Prime minister Nouri al-Maliki gambled his army could take out Sadr's Mahdi Army and thereby crush Sadr's movement and popularity before the October elections. It was Maliki of the Dawa party joining forces with the Supreme Islamic Council of Iraq and its Badr Corps militia to bring down their Shiite rival, Muqtada and the Sadrists.

Under the guise of ridding Basra of bandits, Maliki mustered a force of 30,000 and set off to put an end to the Sadr movement. A lot of observers believe this had to have been done only with American approval and input. They don't believe the timid Maliki would have moved without Washington's okay.

Bush was almost giddy at the outset. He reminded me of the way he acted when Israel sought to crush Hezbollah in Lebanon. Utterly delighted. He even threw American airpower into the mix in support of the Iraqi army. Then, when by day three it became obvious that Sadr and his Mahdi Army were not just holding their own but actually giving the Iraqi forces a mauling, Bush took his leave and began trying to put as much distance as possible between the White House and Maliki. That, too, is a dance Bush has done before.

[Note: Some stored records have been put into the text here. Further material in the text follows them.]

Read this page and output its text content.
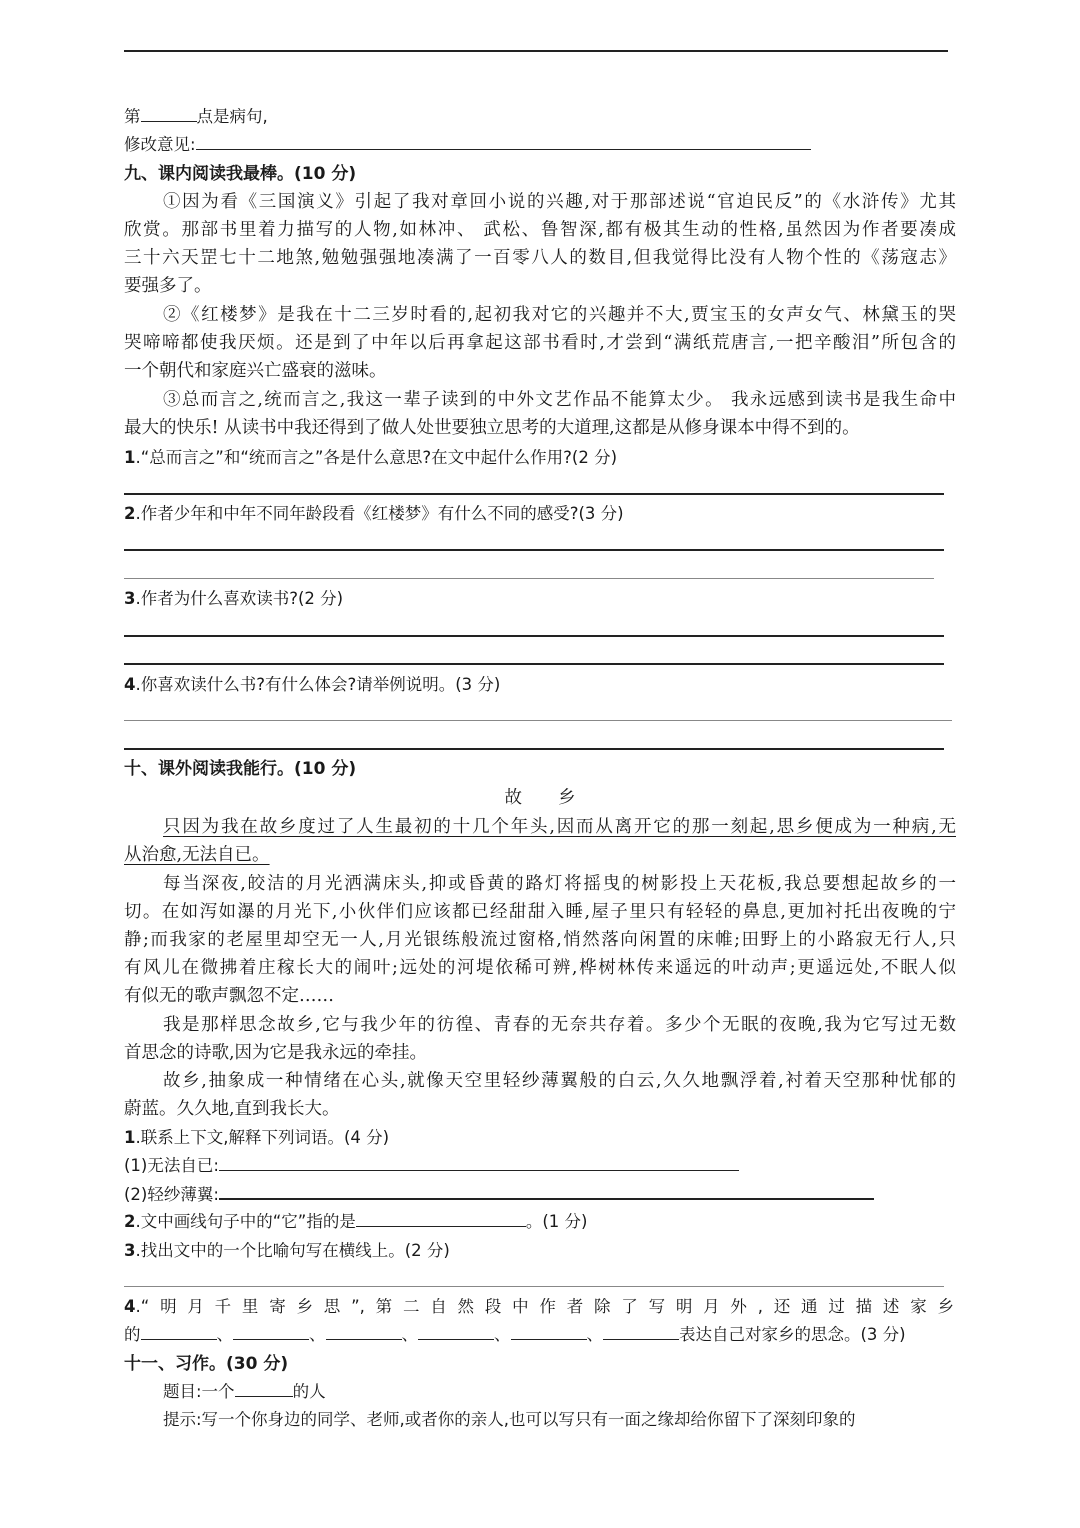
第	点是病句,
修改意见:
九、课内阅读我最棒。(10 分)
①因为看《三国演义》引起了我对章回小说的兴趣,对于那部述说“官迫民反”的《水浒传》尤其
欣赏。那部书里着力描写的人物,如林冲、 武松、鲁智深,都有极其生动的性格,虽然因为作者要凑成
三十六天罡七十二地煞,勉勉强强地凑满了一百零八人的数目,但我觉得比没有人物个性的《荡寇志》
要强多了。
②《红楼梦》是我在十二三岁时看的,起初我对它的兴趣并不大,贾宝玉的女声女气、林黛玉的哭
哭啼啼都使我厌烦。还是到了中年以后再拿起这部书看时,才尝到“满纸荒唐言,一把辛酸泪”所包含的
一个朝代和家庭兴亡盛衰的滋味。
③总而言之,统而言之,我这一辈子读到的中外文艺作品不能算太少。 我永远感到读书是我生命中
最大的快乐! 从读书中我还得到了做人处世要独立思考的大道理,这都是从修身课本中得不到的。
1.“总而言之”和“统而言之”各是什么意思?在文中起什么作用?(2 分)
2.作者少年和中年不同年龄段看《红楼梦》有什么不同的感受?(3 分)
3.作者为什么喜欢读书?(2 分)
4.你喜欢读什么书?有什么体会?请举例说明。(3 分)
十、课外阅读我能行。(10 分)
故 乡
只因为我在故乡度过了人生最初的十几个年头,因而从离开它的那一刻起,思乡便成为一种病,无
从治愈,无法自已。
每当深夜,皎洁的月光洒满床头,抑或昏黄的路灯将摇曳的树影投上天花板,我总要想起故乡的一
切。在如泻如瀑的月光下,小伙伴们应该都已经甜甜入睡,屋子里只有轻轻的鼻息,更加衬托出夜晚的宁
静;而我家的老屋里却空无一人,月光银练般流过窗格,悄然落向闲置的床帷;田野上的小路寂无行人,只
有风儿在微拂着庄稼长大的闹叶;远处的河堤依稀可辨,桦树林传来遥远的叶动声;更遥远处,不眠人似
有似无的歌声飘忽不定……
我是那样思念故乡,它与我少年的彷徨、青春的无奈共存着。多少个无眠的夜晚,我为它写过无数
首思念的诗歌,因为它是我永远的牵挂。
故乡,抽象成一种情绪在心头,就像天空里轻纱薄翼般的白云,久久地飘浮着,衬着天空那种忧郁的
蔚蓝。久久地,直到我长大。
1.联系上下文,解释下列词语。(4 分)
(1)无法自已:
(2)轻纱薄翼:
2.文中画线句子中的“它”指的是	。(1 分)
3.找出文中的一个比喻句写在横线上。(2 分)
4.“明月千里寄乡思”,第二自然段中作者除了写明月外,还通过描述家乡
的	、	、	、	、	、	表达自己对家乡的思念。(3 分)
十一、习作。(30 分)
题目:一个	的人
提示:写一个你身边的同学、老师,或者你的亲人,也可以写只有一面之缘却给你留下了深刻印象的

Why the move on Muqtada? Because he's widely expected to win Basra in the upcoming elections and, while Sadr is an Iraqi nationalist, he's committed to expelling what his people call "the occupier." Basra also happens to be of critical importance to Washington. It's the key to the enormous oil wealth of southern Iraq, wealth Muqtada al Sadr doesn't want to see fall into foreign (American) hands. That's been the plan ever since Paul Bremer wrote Iraq's new oil law. Basra, located on the strategic Shatt al-Arab waterway, is also the gateway for Iraqi oil destined for the Persian Gulf.

Last week's scrap may turn into a blunder of enormous proportions for Baghdad and Washington. When it was over everybody had a new hand of cards and, like it or not, it's now Sadr who's holding aces.

I'll bet right now Washington is busy looking around for someone to replace al Maliki in time to do something about Sadr before the October elections. When you start tossing about names, why does Petraeus keep coming to the top?